给定一个包含正数的方形迷宫,找到从角单元(四个极端中的任意一个)到中间单元的所有路径。我们可以从一个单元格向北,向东,向西和向南四个方向精确地移动n步,其中n是该单元格的值,
我们可以从单元格mat [i] [j]移到mat [i + n] [j],mat [in] [j],mat [i] [j + n]和mat [i] [jn]其中n是mat [i] [j]的值。
例子
Input: 9 x 9 maze
[ 3, 5, 4, 4, 7, 3, 4, 6, 3 ]
[ 6, 7, 5, 6, 6, 2, 6, 6, 2 ]
[ 3, 3, 4, 3, 2, 5, 4, 7, 2 ]
[ 6, 5, 5, 1, 2, 3, 6, 5, 6 ]
[ 3, 3, 4, 3, 0, 1, 4, 3, 4 ]
[ 3, 5, 4, 3, 2, 2, 3, 3, 5 ]
[ 3, 5, 4, 3, 2, 6, 4, 4, 3 ]
[ 3, 5, 1, 3, 7, 5, 3, 6, 4 ]
[ 6, 2, 4, 3, 4, 5, 4, 5, 1 ]
Output:
(0, 0) -> (0, 3) -> (0, 7) ->
(6, 7) -> (6, 3) -> (3, 3) ->
(3, 4) -> (5, 4) -> (5, 2) ->
(1, 2) -> (1, 7) -> (7, 7) ->
(7, 1) -> (2, 1) -> (2, 4) ->
(4, 4) -> MID这个想法是使用回溯。我们从迷宫的每个角单元开始,然后递归检查它是否导致了解。以下是回溯算法–
如果到达目的地
- 打印路径
别的
- 将当前单元格标记为已访问并将其添加到路径数组。
- 沿所有允许的4个方向前进,并递归检查其中是否有任何解决方法。
- 如果以上解决方案均无效,则将该单元标记为未访问,并将其从路径数组中删除。
下面是上述方法的实现:
C++
// C++ program to find a path from corner cell to
// middle cell in maze containing positive numbers
#include
using namespace std;
// Rows and columns in given maze
#define N 9
// check whether given cell is a valid cell or not.
bool isValid(set > visited,
pair pt)
{
// check if cell is not visited yet to
// avoid cycles (infinite loop) and its
// row and column number is in range
return (pt.first >= 0) && (pt.first < N) &&
(pt.second >= 0) && (pt.second < N) &&
(visited.find(pt) == visited.end());
}
// Function to print path from source to middle coordinate
void printPath(list > path)
{
for (auto it = path.begin(); it != path.end(); it++)

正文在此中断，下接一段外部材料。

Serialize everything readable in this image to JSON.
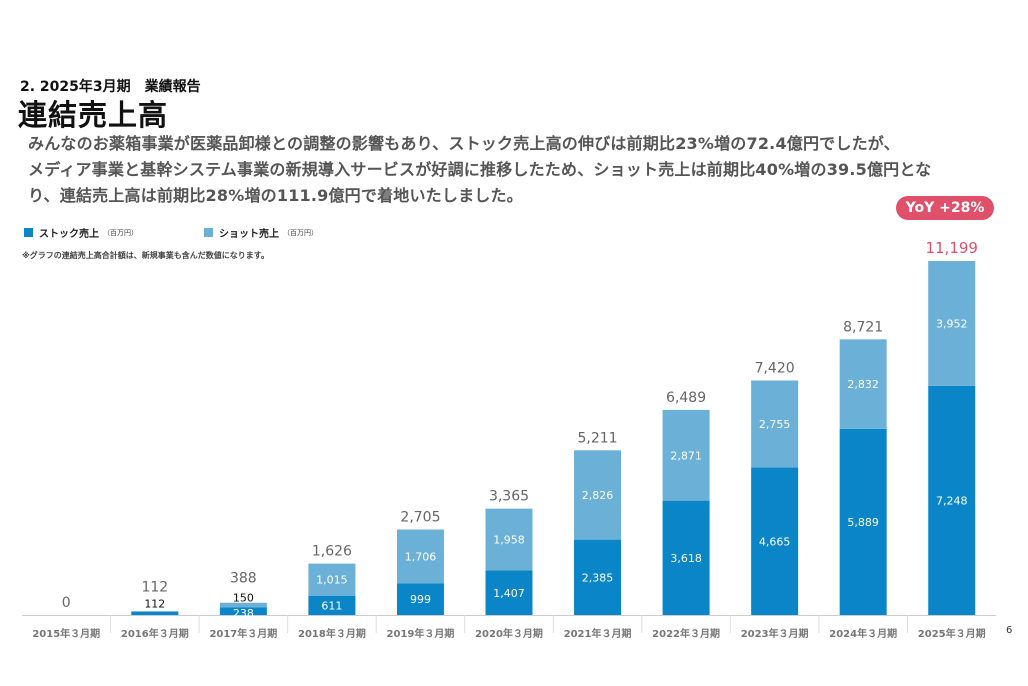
{
  "header": {
    "section_label": "2. 2025年3月期　業績報告",
    "title": "連結売上高",
    "summary_lines": [
      "みんなのお薬箱事業が医薬品卸様との調整の影響もあり、ストック売上高の伸びは前期比23%増の72.4億円でしたが、",
      "メディア事業と基幹システム事業の新規導入サービスが好調に推移したため、ショット売上は前期比40%増の39.5億円とな",
      "り、連結売上高は前期比28%増の111.9億円で着地いたしました。"
    ]
  },
  "legend": {
    "stock_label": "ストック売上",
    "stock_unit": "（百万円）",
    "shot_label": "ショット売上",
    "shot_unit": "（百万円）"
  },
  "note": "※グラフの連結売上高合計額は、新規事業も含んだ数値になります。",
  "yoy_badge": "YoY +28%",
  "page_number": "6",
  "colors": {
    "stock": "#0a85c7",
    "shot": "#6bb0d6",
    "total_text": "#666666",
    "highlight": "#e0506a",
    "axis_label": "#777777"
  },
  "chart_data": {
    "type": "bar",
    "stacked": true,
    "categories": [
      "2015年３月期",
      "2016年３月期",
      "2017年３月期",
      "2018年３月期",
      "2019年３月期",
      "2020年３月期",
      "2021年３月期",
      "2022年３月期",
      "2023年３月期",
      "2024年３月期",
      "2025年３月期"
    ],
    "series": [
      {
        "name": "ストック売上",
        "values": [
          0,
          112,
          238,
          611,
          999,
          1407,
          2385,
          3618,
          4665,
          5889,
          7248
        ]
      },
      {
        "name": "ショット売上",
        "values": [
          0,
          0,
          150,
          1015,
          1706,
          1958,
          2826,
          2871,
          2755,
          2832,
          3952
        ]
      }
    ],
    "totals": [
      0,
      112,
      388,
      1626,
      2705,
      3365,
      5211,
      6489,
      7420,
      8721,
      11199
    ],
    "ylim": [
      0,
      11200
    ],
    "grid": false
  }
}
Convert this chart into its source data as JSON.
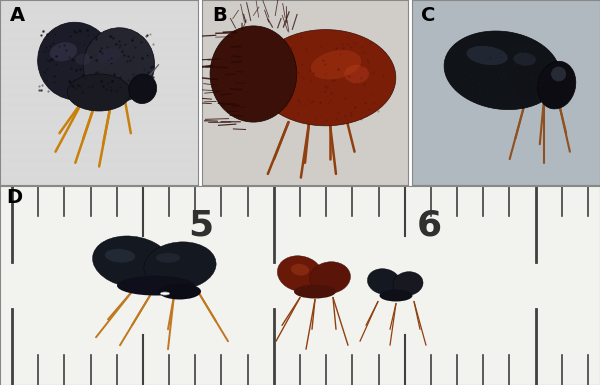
{
  "figure_width": 6.0,
  "figure_height": 3.85,
  "dpi": 100,
  "bg": "#ffffff",
  "label_fs": 14,
  "label_color": "#000000",
  "label_weight": "bold",
  "panelA": {
    "bg": "#d8d8d8",
    "body1": "#1c1c28",
    "body2": "#252530",
    "body3": "#1a1a22",
    "sheen1": "#3a3a55",
    "sheen2": "#2a2a40",
    "leg": "#c8800a",
    "label": "A"
  },
  "panelB": {
    "bg": "#d0ccc8",
    "body_main": "#7a1e08",
    "body_hi": "#a03010",
    "thorax": "#3a1008",
    "hair": "#2a0a04",
    "leg": "#904010",
    "label": "B"
  },
  "panelC": {
    "bg": "#b0b8c0",
    "body": "#101418",
    "sheen": "#303848",
    "leg": "#905020",
    "label": "C"
  },
  "panelD": {
    "bg": "#f4f4f4",
    "ruler_bg": "#f8f8f0",
    "ruler_edge": "#888880",
    "tick": "#404040",
    "num_color": "#303030",
    "large_body": "#141820",
    "large_sheen": "#303848",
    "large_leg": "#c07820",
    "med_body": "#6a1808",
    "med_leg": "#904010",
    "small_body": "#141820",
    "small_leg": "#904010",
    "label": "D"
  },
  "border_color": "#888888",
  "border_lw": 0.8
}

cout << "(" << it->first << ", "
<< it->second << ") -> ";
cout << "MID" << endl << endl;
}
// For searching in all 4 direction
int row[] = {-1, 1, 0, 0};
int col[] = { 0, 0, -1, 1};
// Cordinates of 4 corners of matrix
int _row[] = { 0, 0, N-1, N-1};
int _col[] = { 0, N-1, 0, N-1};
void findPathInMazeUtil(int maze[N][N],
list > &path,
set > &visited,
pair &curr)
{
// If we have reached the destination cell.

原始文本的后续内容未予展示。